I never been to a therapist because...
I have a lot of respect for therapists and the work they do, but I want to talk about my own life and my own experience when it comes to stress, trauma, mental health, and emotional well-being. I have never been to a therapist because in my society going to a therapist is not seen as normal. It is taken as a sign that a person has a serious mental problem, not stress or emotional pain. And that fear of being judged by family, friends and people stops many of us from even thinking about asking for help. And being a man made it harder for me to think about therapy, because my ego was big and I believed that men are supposed to handle everything on their own, fix their own life, and never admit that they need help. And on top of that, there is still very little awareness about mental health and emotional well-being in my society.

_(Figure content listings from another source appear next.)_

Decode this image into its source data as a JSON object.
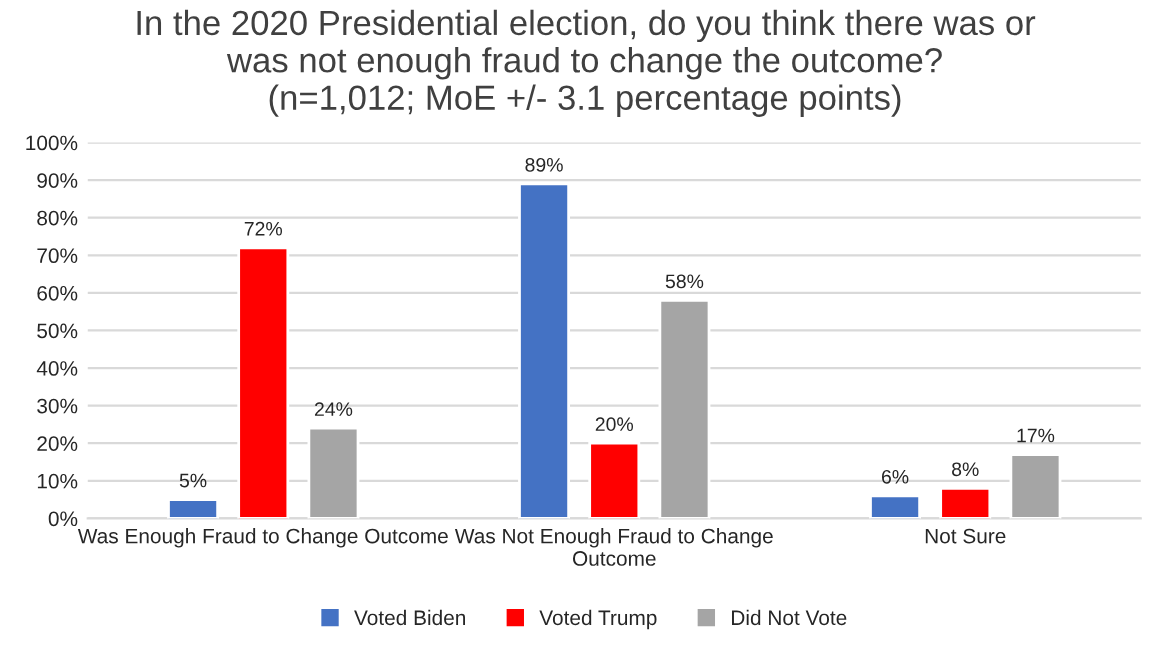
{
  "chart_data": {
    "type": "bar",
    "title": "In the 2020 Presidential election, do you think there was or\nwas not enough fraud to change the outcome?\n(n=1,012; MoE +/- 3.1 percentage points)",
    "categories": [
      "Was Enough Fraud to Change Outcome",
      "Was Not Enough Fraud to Change\nOutcome",
      "Not Sure"
    ],
    "series": [
      {
        "name": "Voted Biden",
        "color": "#4472c4",
        "values": [
          5,
          89,
          6
        ],
        "value_labels": [
          "5%",
          "89%",
          "6%"
        ]
      },
      {
        "name": "Voted Trump",
        "color": "#ff0000",
        "values": [
          72,
          20,
          8
        ],
        "value_labels": [
          "72%",
          "20%",
          "8%"
        ]
      },
      {
        "name": "Did Not Vote",
        "color": "#a5a5a5",
        "values": [
          24,
          58,
          17
        ],
        "value_labels": [
          "24%",
          "58%",
          "17%"
        ]
      }
    ],
    "ylim": [
      0,
      100
    ],
    "yticks": [
      {
        "value": 0,
        "label": "0%"
      },
      {
        "value": 10,
        "label": "10%"
      },
      {
        "value": 20,
        "label": "20%"
      },
      {
        "value": 30,
        "label": "30%"
      },
      {
        "value": 40,
        "label": "40%"
      },
      {
        "value": 50,
        "label": "50%"
      },
      {
        "value": 60,
        "label": "60%"
      },
      {
        "value": 70,
        "label": "70%"
      },
      {
        "value": 80,
        "label": "80%"
      },
      {
        "value": 90,
        "label": "90%"
      },
      {
        "value": 100,
        "label": "100%"
      }
    ],
    "grid": "y",
    "legend": "bottom"
  }
}
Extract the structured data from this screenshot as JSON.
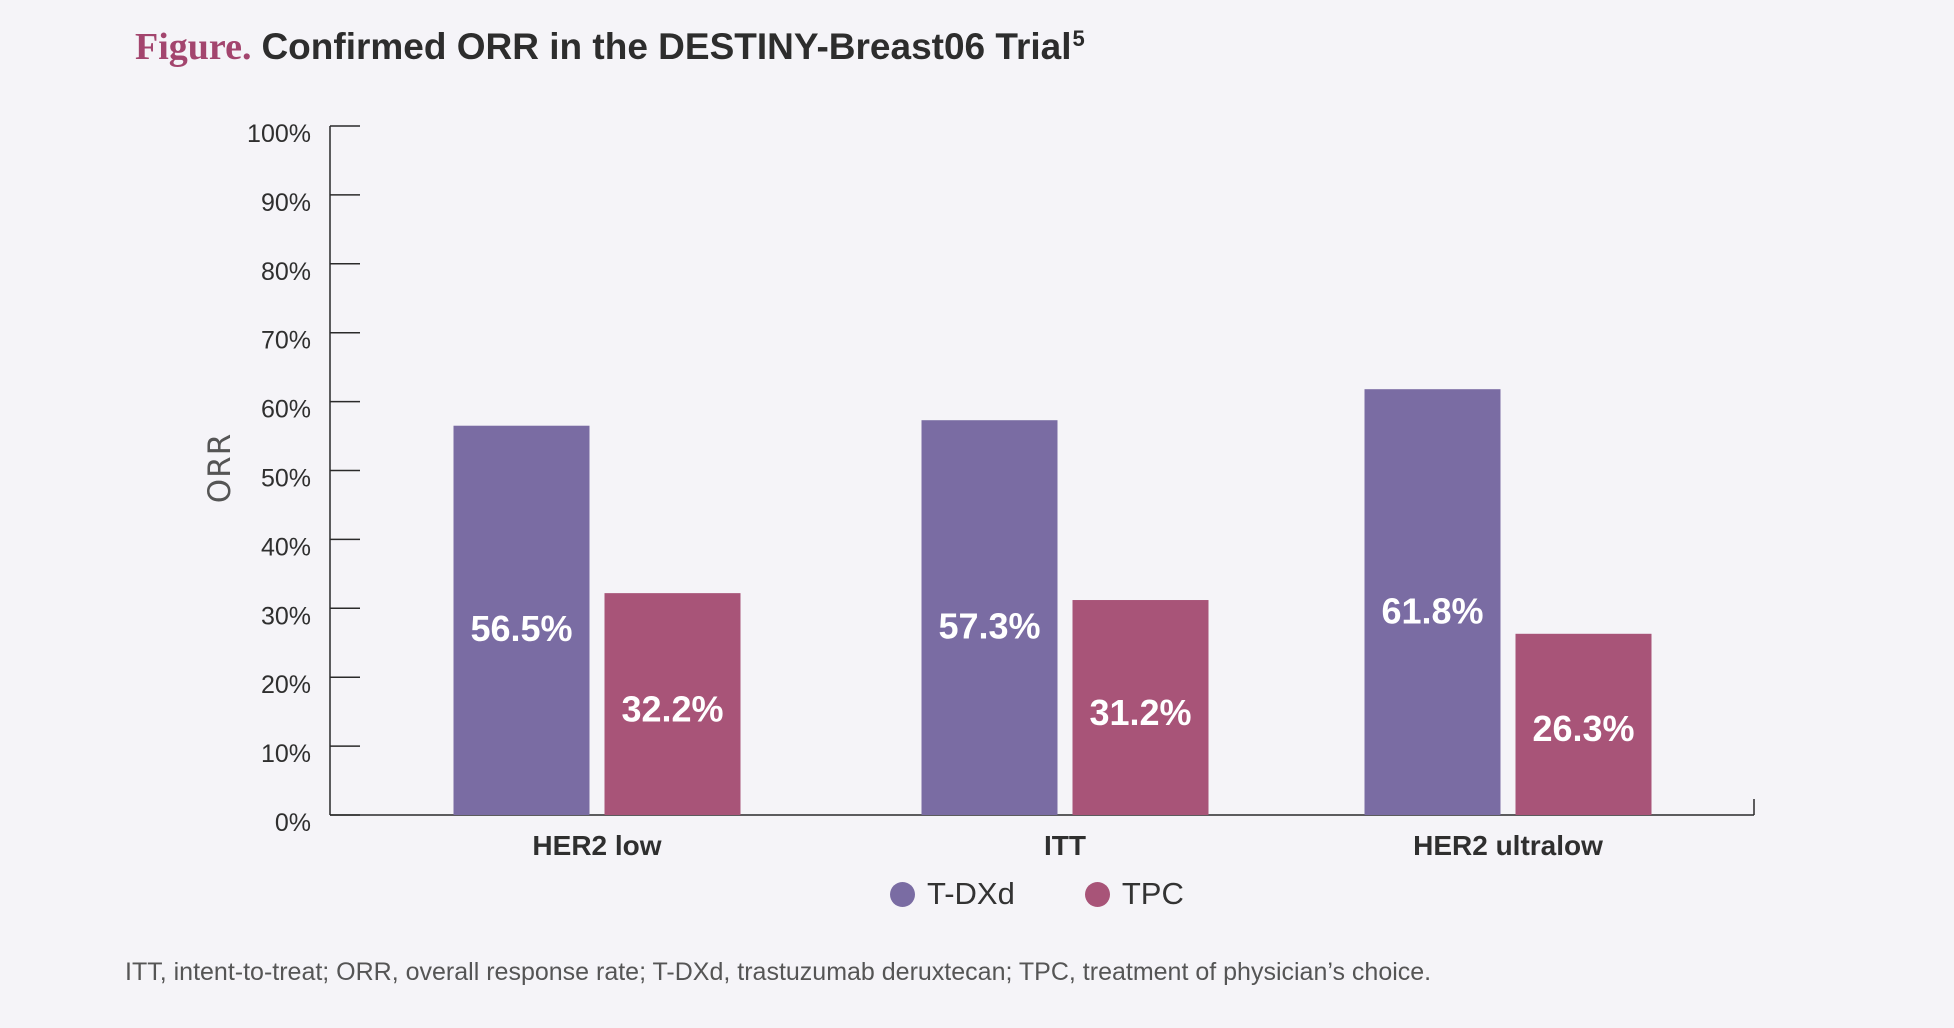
{
  "header": {
    "prefix": "Figure.",
    "title": "Confirmed ORR in the DESTINY-Breast06 Trial",
    "superscript": "5"
  },
  "footnote": "ITT, intent-to-treat; ORR, overall response rate; T-DXd, trastuzumab deruxtecan; TPC, treatment of physician’s choice.",
  "legend": [
    {
      "name": "T-DXd",
      "color": "#7a6ca3"
    },
    {
      "name": "TPC",
      "color": "#a85478"
    }
  ],
  "chart_data": {
    "type": "bar",
    "title": "Confirmed ORR in the DESTINY-Breast06 Trial",
    "xlabel": "",
    "ylabel": "ORR",
    "ylim": [
      0,
      100
    ],
    "yticks": [
      "0%",
      "10%",
      "20%",
      "30%",
      "40%",
      "50%",
      "60%",
      "70%",
      "80%",
      "90%",
      "100%"
    ],
    "grid": false,
    "legend_position": "bottom",
    "categories": [
      "HER2 low",
      "ITT",
      "HER2 ultralow"
    ],
    "series": [
      {
        "name": "T-DXd",
        "color": "#7a6ca3",
        "values": [
          56.5,
          57.3,
          61.8
        ],
        "labels": [
          "56.5%",
          "57.3%",
          "61.8%"
        ]
      },
      {
        "name": "TPC",
        "color": "#a85478",
        "values": [
          32.2,
          31.2,
          26.3
        ],
        "labels": [
          "32.2%",
          "31.2%",
          "26.3%"
        ]
      }
    ]
  }
}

Whenever I was dealing with stress, fear, or past trauma, I tried to solve it on my own because this is what I was taught to do and this is what I have seen in my family and society. And, this is how both genders, especially men, are expected to handle these things by themselves without asking for help or talking about what is going on inside them. I started looking for answers about what was going on with me mentally and emotionally. So, I began watching videos, reading articles, and listening to my elders, and all of these kept telling me different things and showing me different directions, and that made me believe I had to fix my problems by myself. So, I went to what I thought was the ultimate therapist of all, God. I went to the temple many times and talked to God like a normal person, saying fix my life, fix my problems, fix everything, tell me why I am like this and what I should do, because at that point I felt God had to figure it out for me. And this did not solve everything for me.....but talking openly to God about everything made me realize that talking helps, opening up helps, and I took it seriously.
After that, I started expressing what was going on inside me through creativity, because I have been creative since my childhood and it felt like the only place where I did not have to pretend. I started writing my thoughts, I started writing my fear, I started writing the negativity I was holding inside. After that, I started drawing and making art, using it as a way to express emotions that I could not explain in words. Then I started recording my voice and listening to myself, noticing how I sounded and what I was really feeling. All of these, over time, started taking me out of my depression and constant stress, and helped me feel like I was getting back to myself.
It took me almost one year, and that period was the toughest and also the most happening part of my life. During that time, I learned many things about myself by facing my thoughts, my fear, and my stress every day. My creativity slowly took me out of the depression and stress I was going through, not in one day, but step by step. I started seeing life differently, seeing that there are many possibilities ahead, I became hopeful about my future and I started enjoying this hope. That phase of my life also made me understand that simple things matter much more in life than fancy things, and that understanding changed the way I look at myself and the world. Even though I love few fancy things, but I will write about it some other day ;)
This is not only about me. There are many men and women who are dealing with mental and emotional stress every day, but they never reach out for help for many reasons. Sometimes help is not available, sometimes they feel uncomfortable opening up, and many times they simply have no one to talk to. That is why I encourage people to find their own way to express what they are holding inside, and creativity can be one of those ways when professional help is not reachable. I also know that not everyone is creative, and that is okay. What matters is finding any healthy way to face what you are going through instead of hiding it. Everyone deserves a way to feel better, and everyone deserves support, in whatever way they can find it.